| Ketersediaan: | |
|---|---|
| Kuantitas: | |
Portofolio model yang luas – Spontan (MRL/lpr), kimia (pristane), berbasis TLR (imiquimod), berbasis antigen (ALD-DNA, sel apoptosis), dan model manusiawi.
Tersedia berbagai strain – MRL/lpr, C57BL/6, BALB/c, dan tikus yang dimanusiakan.
Titik akhir yang komprehensif – Berat badan, indeks limfadenopati/limpa/ginjal, anti-dsDNA, proteinuria, serum CREA/LDH/AST, histopatologi ginjal (HE, deposisi IgG), flow cytometry (sel B, sel plasma, sel T).
Nilai translasi – Ideal untuk menguji imunosupresan, biologis (anti-CD20, anti-IFNAR), penghambat TLR, dan terapi yang menargetkan sel B.
Paket data yang siap untuk IND – Studi dapat dilakukan sesuai dengan prinsip GLP.
Model SLE Spontan pada Tikus MRL/lpr

Model SLE Spontan pada Tikus TREX1 -/-

Model C57BL/6 SLE yang Diinduksi Pristane

Model SLE yang Diinduksi Agonis TLR-7 pada Tikus C57BL/6

Model SLE yang Diinduksi Agonis TLR-7 pada Tikus C57BL/6

Agonis TLR menginduksi model SLE yang dimanusiakan

Model BALB/c SLE yang Diinduksi ALD-DNA

Model BALB/c SLE yang Diinduksi Sel Apoptosis

• Uji efikasi imunosupresan (siklofosfamid, mikofenolat, kortikosteroid) dan obat biologis (anti-CD20, anti-BAFF, anti-IFNAR)
• Evaluasi inhibitor TLR7/9, inhibitor JAK, dan terapi bertarget sel B
• Validasi target untuk produksi autoantibodi, tanda tangan interferon tipe I, dan jalur nefritis
• Penemuan biomarker (anti-dsDNA, proteinuria, tanda sitokin)
• Studi farmakologi dan toksikologi yang mendukung IND
Parameter |
Spesifikasi |
Spesies/Strain |
MRL/lpr, C57BL/6, BALB/c, tikus yang dimanusiakan |
Metode induksi |
Spontan (mutasi Fas); ip murni; imiquimod topikal (agonis TLR-7); imunisasi dengan ALD-DNA atau sel apoptosis |
Durasi studi |
Spontan: 12–20 minggu; diinduksi: 4–16 minggu tergantung model |
Titik akhir yang penting |
Berat badan, indeks limfadenopati/limpa/ginjal, antibodi anti-dsDNA serum, proteinuria, serum CREA/LDH/AST, histopatologi ginjal (deposisi HE, IgG/IgM), flow cytometry (sel B, sel plasma, sel T), tanda tangan interferon tipe I (ekspresi ISG |
| Kontrol positif | Siklofosfamid atau mikofenolat mofetil tersedia sebagai senyawa referensi |
| Paket data | Data mentah, laporan analisis, kimia klinis, slide histologi, file aliran sitometri, bioinformatika (opsional) |
T: Apa perbedaan antara model SLE spontan dan terinduksi?
J: Model spontan (MRL/lpr) mengembangkan penyakit secara alami seiring berjalannya waktu, meniru SLE progresif kronis.

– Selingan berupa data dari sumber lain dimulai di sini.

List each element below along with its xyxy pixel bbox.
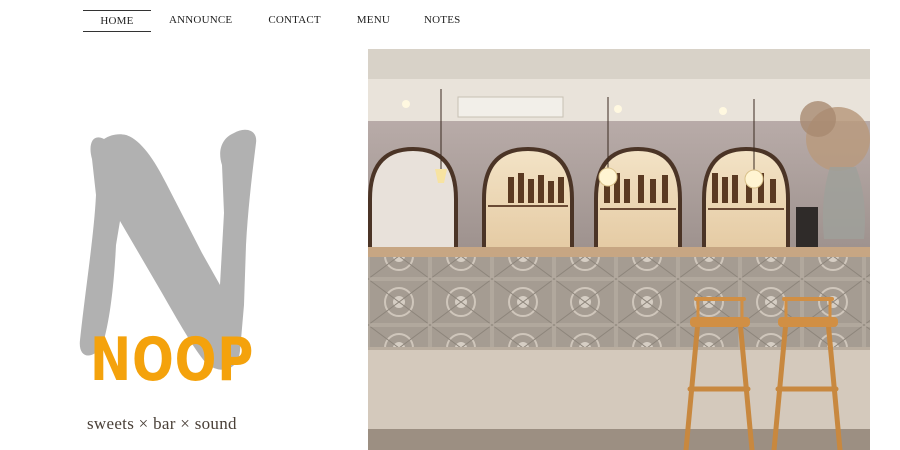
main-nav: HOME ANNOUNCE CONTACT MENU NOTES <box>83 10 460 34</box>
brand-logo[interactable]: NOOP <box>70 125 270 400</box>
nav-announce[interactable]: ANNOUNCE <box>169 10 232 30</box>
bar-interior-illustration <box>368 49 870 450</box>
brand-name: NOOP <box>90 325 255 395</box>
brand-tagline: sweets × bar × sound <box>87 414 237 433</box>
hero-bar-photo <box>368 49 870 450</box>
nav-menu[interactable]: MENU <box>357 10 390 30</box>
nav-home[interactable]: HOME <box>83 10 151 32</box>
nav-notes[interactable]: NOTES <box>424 10 460 30</box>
nav-contact[interactable]: CONTACT <box>268 10 320 30</box>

Model yang diinduksi (pristane, TLR-7, ALD-DNA) menawarkan permulaan yang lebih cepat dan tersinkronisasi serta memungkinkan studi mengenai pemicu spesifik. Model yang dimanusiakan memungkinkan evaluasi biologi spesifik manusia.
T: Model manakah yang terbaik untuk menguji bahan biologis anti‑IFNAR?
J: Model pristane dan agonis TLR‑7 menunjukkan ciri khas interferon tipe I yang kuat, sehingga cocok untuk mengevaluasi antibodi anti‑IFNAR (misalnya, anifrolumab).
T: Apakah model ini dapat digunakan untuk studi yang mendukung IND?
J: Ya. Studi dapat dilakukan sesuai dengan prinsip GLP untuk pengajuan regulasi (FDA, EMA).
T: Apakah Anda menawarkan protokol penelitian yang disesuaikan (misalnya, dosis induksi yang berbeda, waktu pengobatan)?
J: Tentu saja. Tim ilmiah kami menyesuaikan protokol induksi, jadwal pengobatan, dan analisis titik akhir untuk kandidat obat spesifik Anda.
T: Apa jadwal umum untuk studi kemanjuran percontohan?
J: Model yang diinduksi: 4–16 minggu; MRL/lpr spontan: 12–20 minggu. Model yang dimanusiakan memerlukan waktu tambahan untuk pemulihan kekebalan.